Perhaps on some level, Jonah felt like he had been made to look like a fool. Maybe he was convinced that the evil of Nineveh was so great that nothing could compensate for their debauchery. Let me suggest Jonah was shocked, stunned that God was moved. The heart of the Almighty was touched by the meager repentant gestures of his creatures. Jonah could not grasp this because he was unmoved. His heart had hardened. Maybe his experience in the belly of the whale had hardened him. Perhaps he was so persuaded by the message he had given that he saw God’s will as already determined, fixed, unchangeable.


Jonah was not a modern man, but if he had looked at the conversion of Nineveh with modern eyes he would still have been shocked with God’s benevolent change of heart. The conversion of Nineveh could not be rationally anticipated. It was certainly not predictable or statistically foreseeable. The modern Jonah might have also felt like a fool or looked at all of Nineveh as fools for even believing in a God since none of the catastrophe that had been predicted came to be. God’s kindness would have been interpreted as proof of his non-existence or his irrelevance.


Dare we believe that God is moved by what we do? What could that mean when what we do matters personally to God?


Jesus shows us not only how much God cares. Just as significant are the consequences of the personal decisions and actions of Jesus for our salvation. Jesus is, yes, the Son of God but he is also the Son of Mary. As a single human life he moved the heart of his heavenly father. This would have shocked Jonah. It shocked the scribes and Pharisees. It even shocked his own disciples.


God shocked us. He shook us up by choosing to save us through the personal human efforts of his divine Son. Jesus’ humanity reveals to us the powerful potential of human efforts in concert with the heart and mind of God.


That God chose to save humanity through one human life is an amazing, stunning revelation. He loved us so much that the divine became human. He loved us so much he willed that his Son show us how to love him. It is in this incarnational relationship, this divine and human exchange that we are saved. God loves us so much that he chooses to care about what we do.


Now, dare we live with this awareness that God sees and God cares? Though the media may not see much consequence in what any of us may or may not do, that really does not matter. Though we may see ourselves as so insignificant and our own efforts without any merit at all, what does matter is God cares who we are and what we do. The divine is moved by his creation.


This gives great significance to how we live out this Lenten season. Jesus invites each of us to take up the cross with him.
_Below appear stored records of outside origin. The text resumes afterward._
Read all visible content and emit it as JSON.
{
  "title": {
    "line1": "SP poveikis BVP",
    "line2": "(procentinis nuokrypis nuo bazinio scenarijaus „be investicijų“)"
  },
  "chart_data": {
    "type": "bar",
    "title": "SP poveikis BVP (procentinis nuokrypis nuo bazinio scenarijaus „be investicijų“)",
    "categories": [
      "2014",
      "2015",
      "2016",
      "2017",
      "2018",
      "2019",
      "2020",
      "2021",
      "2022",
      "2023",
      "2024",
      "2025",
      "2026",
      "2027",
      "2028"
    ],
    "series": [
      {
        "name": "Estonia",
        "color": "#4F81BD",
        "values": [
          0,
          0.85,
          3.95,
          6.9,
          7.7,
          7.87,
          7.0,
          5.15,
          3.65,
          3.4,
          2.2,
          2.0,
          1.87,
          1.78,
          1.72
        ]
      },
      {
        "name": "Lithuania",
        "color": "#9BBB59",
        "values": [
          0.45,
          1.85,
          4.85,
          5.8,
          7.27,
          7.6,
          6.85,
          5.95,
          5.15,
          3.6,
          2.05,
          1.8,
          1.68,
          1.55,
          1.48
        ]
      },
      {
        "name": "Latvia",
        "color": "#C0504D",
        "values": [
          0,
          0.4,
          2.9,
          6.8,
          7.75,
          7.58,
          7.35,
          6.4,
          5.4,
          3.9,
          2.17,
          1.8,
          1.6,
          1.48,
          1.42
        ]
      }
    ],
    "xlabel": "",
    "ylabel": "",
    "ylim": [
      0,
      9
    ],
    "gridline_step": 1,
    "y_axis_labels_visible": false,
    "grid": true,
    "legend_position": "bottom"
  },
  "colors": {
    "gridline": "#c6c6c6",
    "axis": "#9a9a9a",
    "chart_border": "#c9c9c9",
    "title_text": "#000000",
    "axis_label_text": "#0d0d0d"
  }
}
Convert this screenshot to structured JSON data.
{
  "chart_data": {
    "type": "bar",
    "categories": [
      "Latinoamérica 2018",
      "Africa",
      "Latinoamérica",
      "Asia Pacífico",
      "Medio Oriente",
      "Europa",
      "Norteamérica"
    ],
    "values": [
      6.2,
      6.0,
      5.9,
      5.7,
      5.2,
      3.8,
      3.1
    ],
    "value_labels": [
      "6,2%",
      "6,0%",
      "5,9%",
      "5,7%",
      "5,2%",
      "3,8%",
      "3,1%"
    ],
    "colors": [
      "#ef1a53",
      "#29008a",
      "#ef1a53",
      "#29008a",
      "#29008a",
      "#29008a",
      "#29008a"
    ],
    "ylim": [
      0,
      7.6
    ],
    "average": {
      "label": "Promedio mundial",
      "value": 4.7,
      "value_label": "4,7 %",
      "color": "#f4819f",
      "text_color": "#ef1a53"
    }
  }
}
All our sincere intentions and earnest efforts become potent possibilities of grace when they are offered in union with the one saving act of the Lord Jesus on the cross.
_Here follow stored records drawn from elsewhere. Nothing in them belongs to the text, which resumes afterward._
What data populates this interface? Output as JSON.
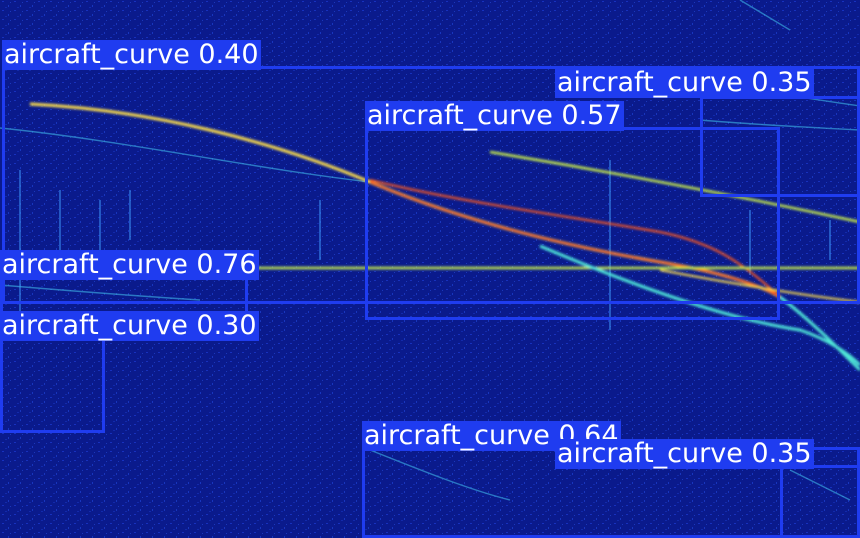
{
  "colors": {
    "background": "#0a1a8c",
    "box": "#1f3cf0",
    "label_text": "#ffffff",
    "trace_hot": "#ff3a1a",
    "trace_warm": "#ffe04a",
    "trace_cool": "#4fe8d8"
  },
  "detections": [
    {
      "label": "aircraft_curve 0.40"
    },
    {
      "label": "aircraft_curve 0.35"
    },
    {
      "label": "aircraft_curve 0.57"
    },
    {
      "label": "aircraft_curve 0.76"
    },
    {
      "label": "aircraft_curve 0.30"
    },
    {
      "label": "aircraft_curve 0.64"
    },
    {
      "label": "aircraft_curve 0.35"
    }
  ]
}
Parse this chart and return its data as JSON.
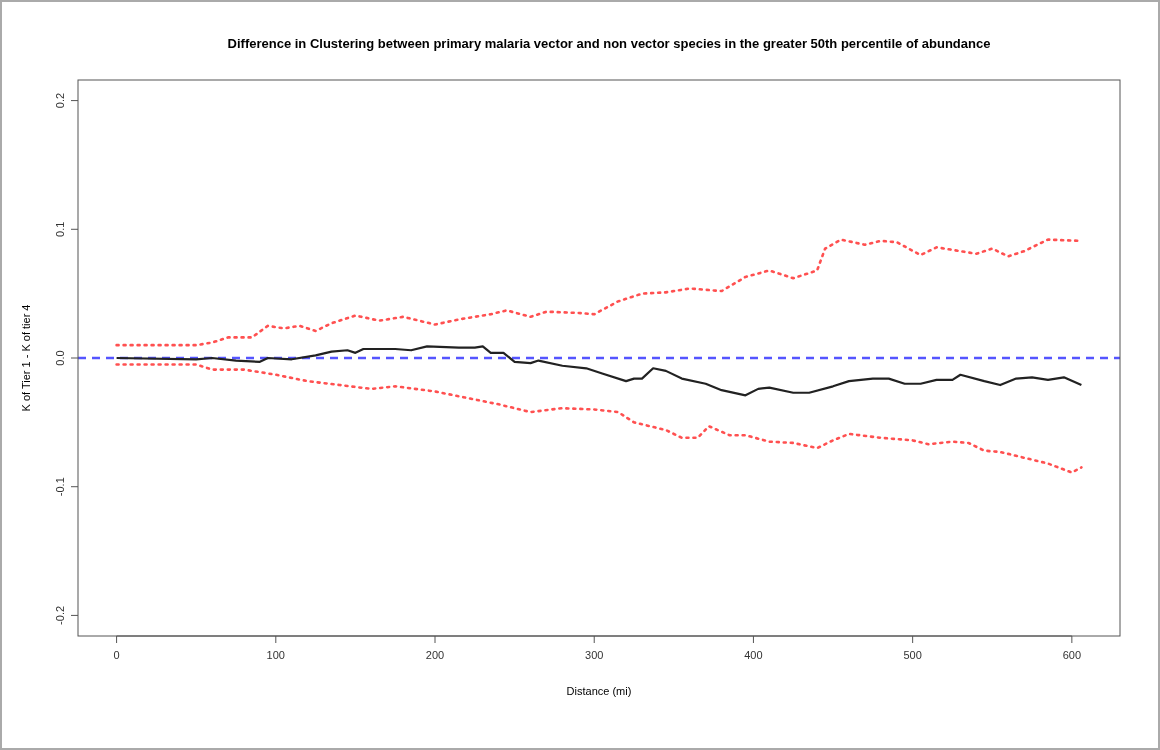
{
  "chart_data": {
    "type": "line",
    "title": "Difference in Clustering between primary malaria vector and non vector species in the greater 50th percentile of abundance",
    "xlabel": "Distance (mi)",
    "ylabel": "K of Tier 1 - K of tier 4",
    "xlim": [
      -24.24,
      630.24
    ],
    "xticks": [
      0,
      100,
      200,
      300,
      400,
      500,
      600
    ],
    "ylim": [
      -0.216,
      0.216
    ],
    "yticks": [
      -0.2,
      -0.1,
      {
        "value": 0,
        "label": "0.0"
      },
      0.1,
      0.2
    ],
    "grid": false,
    "ref_lines": [
      {
        "axis": "y",
        "value": 0,
        "color": "#5555ff",
        "line_style": "dashed"
      }
    ],
    "series": [
      {
        "color": "#ff5050",
        "line_style": "dotted",
        "x": [
          0,
          50,
          60,
          70,
          85,
          95,
          105,
          115,
          125,
          135,
          150,
          165,
          180,
          200,
          215,
          235,
          245,
          260,
          270,
          290,
          300,
          315,
          330,
          345,
          360,
          380,
          395,
          410,
          425,
          440,
          445,
          455,
          470,
          480,
          490,
          505,
          515,
          530,
          540,
          550,
          560,
          570,
          585,
          606
        ],
        "values": [
          0.01,
          0.01,
          0.012,
          0.016,
          0.016,
          0.025,
          0.023,
          0.025,
          0.021,
          0.027,
          0.033,
          0.029,
          0.032,
          0.026,
          0.03,
          0.034,
          0.037,
          0.032,
          0.036,
          0.035,
          0.034,
          0.044,
          0.05,
          0.051,
          0.054,
          0.052,
          0.063,
          0.068,
          0.062,
          0.068,
          0.085,
          0.092,
          0.088,
          0.091,
          0.09,
          0.08,
          0.086,
          0.083,
          0.081,
          0.085,
          0.079,
          0.083,
          0.092,
          0.091
        ]
      },
      {
        "color": "#ff5050",
        "line_style": "dotted",
        "x": [
          0,
          50,
          60,
          80,
          100,
          120,
          140,
          160,
          175,
          200,
          220,
          240,
          260,
          280,
          300,
          315,
          325,
          345,
          355,
          365,
          372,
          385,
          395,
          410,
          425,
          440,
          450,
          460,
          480,
          500,
          510,
          525,
          535,
          545,
          555,
          565,
          585,
          600,
          606
        ],
        "values": [
          -0.005,
          -0.005,
          -0.009,
          -0.009,
          -0.013,
          -0.018,
          -0.021,
          -0.024,
          -0.022,
          -0.026,
          -0.031,
          -0.036,
          -0.042,
          -0.039,
          -0.04,
          -0.042,
          -0.05,
          -0.056,
          -0.062,
          -0.062,
          -0.053,
          -0.06,
          -0.06,
          -0.065,
          -0.066,
          -0.07,
          -0.064,
          -0.059,
          -0.062,
          -0.064,
          -0.067,
          -0.065,
          -0.066,
          -0.072,
          -0.073,
          -0.076,
          -0.082,
          -0.089,
          -0.085
        ]
      },
      {
        "color": "#222222",
        "line_style": "solid",
        "x": [
          0,
          50,
          60,
          75,
          90,
          95,
          110,
          125,
          135,
          145,
          150,
          155,
          175,
          185,
          195,
          215,
          225,
          230,
          235,
          243,
          250,
          260,
          265,
          280,
          295,
          305,
          320,
          325,
          330,
          337,
          345,
          355,
          370,
          380,
          395,
          403,
          410,
          425,
          435,
          450,
          460,
          475,
          485,
          495,
          505,
          515,
          525,
          530,
          545,
          555,
          565,
          575,
          585,
          595,
          606
        ],
        "values": [
          0,
          -0.001,
          0,
          -0.002,
          -0.003,
          0,
          -0.001,
          0.002,
          0.005,
          0.006,
          0.004,
          0.007,
          0.007,
          0.006,
          0.009,
          0.008,
          0.008,
          0.009,
          0.004,
          0.004,
          -0.003,
          -0.004,
          -0.002,
          -0.006,
          -0.008,
          -0.012,
          -0.018,
          -0.016,
          -0.016,
          -0.008,
          -0.01,
          -0.016,
          -0.02,
          -0.025,
          -0.029,
          -0.024,
          -0.023,
          -0.027,
          -0.027,
          -0.022,
          -0.018,
          -0.016,
          -0.016,
          -0.02,
          -0.02,
          -0.017,
          -0.017,
          -0.013,
          -0.018,
          -0.021,
          -0.016,
          -0.015,
          -0.017,
          -0.015,
          -0.021
        ]
      }
    ]
  }
}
This is so apparent to us in the celebration of the Eucharist. God dignifies simple words, gifts and gestures with divine significance. We are reverentially aware of the sacredness of our ritual and the powerful connection between what we do around the altar and what Jesus did on the cross. There is a shocking beauty in this sacred mystery. Do not confine this very Catholic, sacramental awareness to just our churches and sanctuaries. We need to resist the temptation to harden our hearts as Jonah did.


Believe that what we do can be an occasion of amazing grace: our fasting, our abstinence, works of charity, simple acts of kindness, unexpected courtesies, rosaries silently offered in front of an abortion clinic, rosaries meditated in the silence of one’s home, grace before meals, Scripture shared among the family, Stations of the Cross in community or alone, and so much more.


Together with the Lord Jesus we can delight the heart of God. As we come to know this and embrace it we will also share in the Lord’s delight. He will become our gladness and joy in the coming Easter season.